Brown & Brown Inc. (BRO): Today's Featured Insurance Winner

Brown & Brown ( BRO) pushed the Insurance industry higher today making it today's featured insurance winner. The industry as a whole closed the day down 0.1%. By the end of trading, Brown & Brown rose 64 cents (2.4%) to $26.94 on heavy volume. Throughout the day, 1.5 million shares of Brown & Brown exchanged hands as compared to its average daily volume of 879,600 shares. The stock ranged in a price between $26.19-$27 after having opened the day at $26.41 as compared to the previous trading day's close of $26.30. Other companies within the Insurance industry that increased today were: CNinsure ( CISG), up 32.5%, Hilltop Holdings ( HTH), up 22.5%, 21st Century Holding Company ( TCHC), up 10.6%, and Global Indemnity ( GBLI), up 6.8%.

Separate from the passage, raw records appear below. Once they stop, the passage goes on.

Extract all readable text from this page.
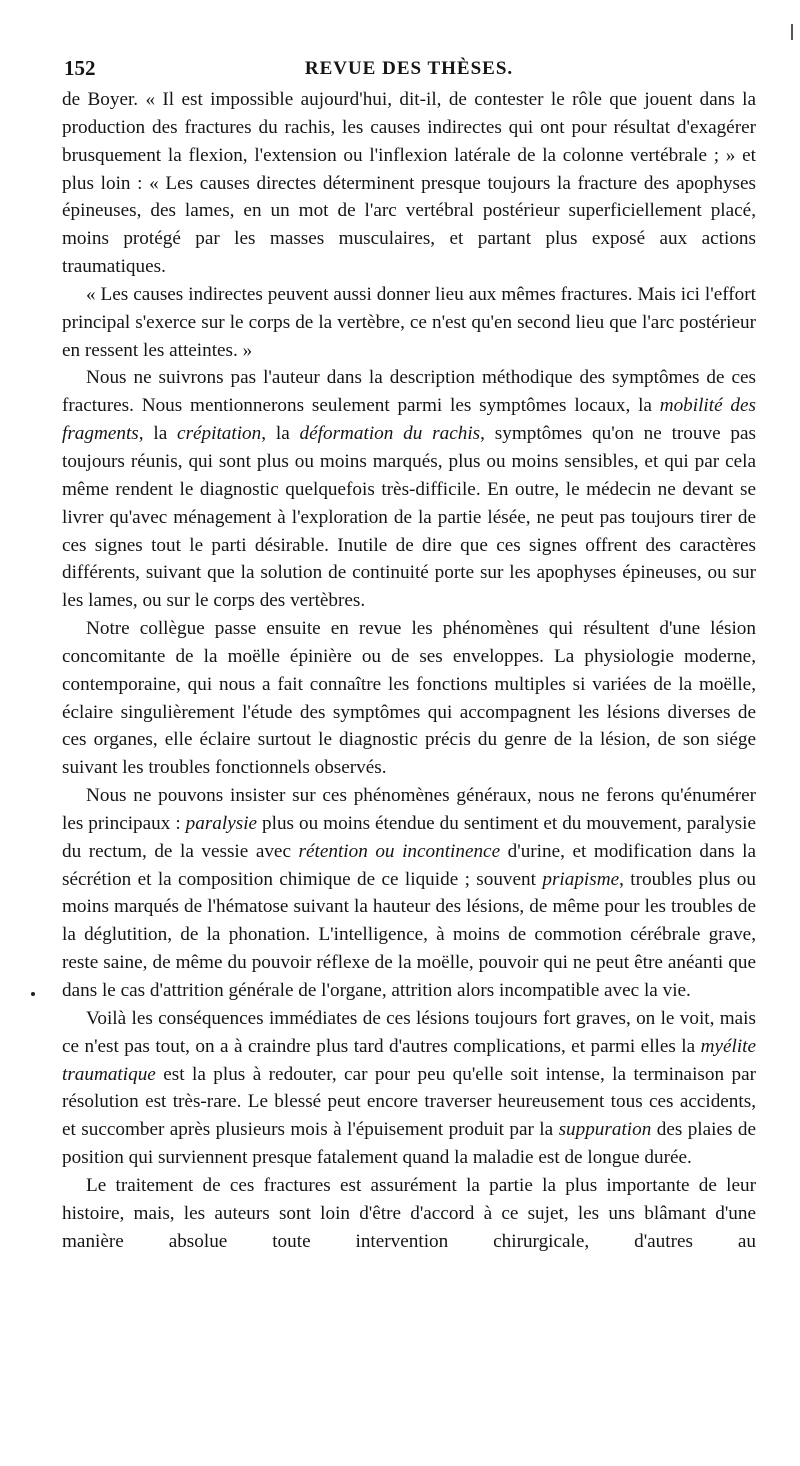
152	REVUE DES THÈSES.

de Boyer. « Il est impossible aujourd'hui, dit-il, de contester le rôle que jouent dans la production des fractures du rachis, les causes indirectes qui ont pour résultat d'exagérer brusquement la flexion, l'extension ou l'inflexion latérale de la colonne vertébrale ; » et plus loin : « Les causes directes déterminent presque toujours la fracture des apophyses épineuses, des lames, en un mot de l'arc vertébral postérieur superficiellement placé, moins protégé par les masses musculaires, et partant plus exposé aux actions traumatiques.

« Les causes indirectes peuvent aussi donner lieu aux mêmes fractures. Mais ici l'effort principal s'exerce sur le corps de la vertèbre, ce n'est qu'en second lieu que l'arc postérieur en ressent les atteintes. »

Nous ne suivrons pas l'auteur dans la description méthodique des symptômes de ces fractures. Nous mentionnerons seulement parmi les symptômes locaux, la mobilité des fragments, la crépitation, la déformation du rachis, symptômes qu'on ne trouve pas toujours réunis, qui sont plus ou moins marqués, plus ou moins sensibles, et qui par cela même rendent le diagnostic quelquefois très-difficile. En outre, le médecin ne devant se livrer qu'avec ménagement à l'exploration de la partie lésée, ne peut pas toujours tirer de ces signes tout le parti désirable. Inutile de dire que ces signes offrent des caractères différents, suivant que la solution de continuité porte sur les apophyses épineuses, ou sur les lames, ou sur le corps des vertèbres.

Notre collègue passe ensuite en revue les phénomènes qui résultent d'une lésion concomitante de la moëlle épinière ou de ses enveloppes. La physiologie moderne, contemporaine, qui nous a fait connaître les fonctions multiples si variées de la moëlle, éclaire singulièrement l'étude des symptômes qui accompagnent les lésions diverses de ces organes, elle éclaire surtout le diagnostic précis du genre de la lésion, de son siége suivant les troubles fonctionnels observés.

Nous ne pouvons insister sur ces phénomènes généraux, nous ne ferons qu'énumérer les principaux : paralysie plus ou moins étendue du sentiment et du mouvement, paralysie du rectum, de la vessie avec rétention ou incontinence d'urine, et modification dans la sécrétion et la composition chimique de ce liquide ; souvent priapisme, troubles plus ou moins marqués de l'hématose suivant la hauteur des lésions, de même pour les troubles de la déglutition, de la phonation. L'intelligence, à moins de commotion cérébrale grave, reste saine, de même du pouvoir réflexe de la moëlle, pouvoir qui ne peut être anéanti que dans le cas d'attrition générale de l'organe, attrition alors incompatible avec la vie.

Voilà les conséquences immédiates de ces lésions toujours fort graves, on le voit, mais ce n'est pas tout, on a à craindre plus tard d'autres complications, et parmi elles la myélite traumatique est la plus à redouter, car pour peu qu'elle soit intense, la terminaison par résolution est très-rare. Le blessé peut encore traverser heureusement tous ces accidents, et succomber après plusieurs mois à l'épuisement produit par la suppuration des plaies de position qui surviennent presque fatalement quand la maladie est de longue durée.

Le traitement de ces fractures est assurément la partie la plus importante de leur histoire, mais, les auteurs sont loin d'être d'accord à ce sujet, les uns blâmant d'une manière absolue toute intervention chirurgicale, d'autres au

Brown & Brown, Inc., a diversified insurance agency, engages in the marketing and sale of insurance products and services in the United States. Its Retail division provides insurance products and services to commercial, public and quasi-public entity, professional, and individual customers. Brown & Brown has a market cap of $3.79 billion and is part of the financial sector. The company has a P/E ratio of 22.6, below the average insurance industry P/E ratio of 23 and above the S&P 500 P/E ratio of 17.7. Shares are up 16.7% year to date as of the close of trading on Tuesday. Currently there are eight analysts that rate Brown & Brown a buy, one analyst rates it a sell, and six rate it a hold.

TheStreet Ratings rates Brown & Brown as a buy. The company's strengths can be seen in multiple areas, such as its revenue growth, largely solid financial position with reasonable debt levels by most measures, reasonable valuation levels, solid stock price performance and increase in net income. We feel these strengths outweigh the fact that the company shows low profit margins.

On the negative front, First Acceptance Corporation ( FAC), down 6%, Phoenix Companies ( PNX), down 4.3%, Citizens ( CIA), down 4%, and Genworth Financial ( GNW), down 3.6%, were all losers within the insurance industry with MetLife ( MET) being today's insurance industry loser.

For investors not wanting singular stock exposure, ETFs may be of interest. Investors who are bullish on the insurance industry could consider KBW Insurance ETF ( KIE) while those bearish on the insurance industry could consider Proshares Short Financials ( SEF).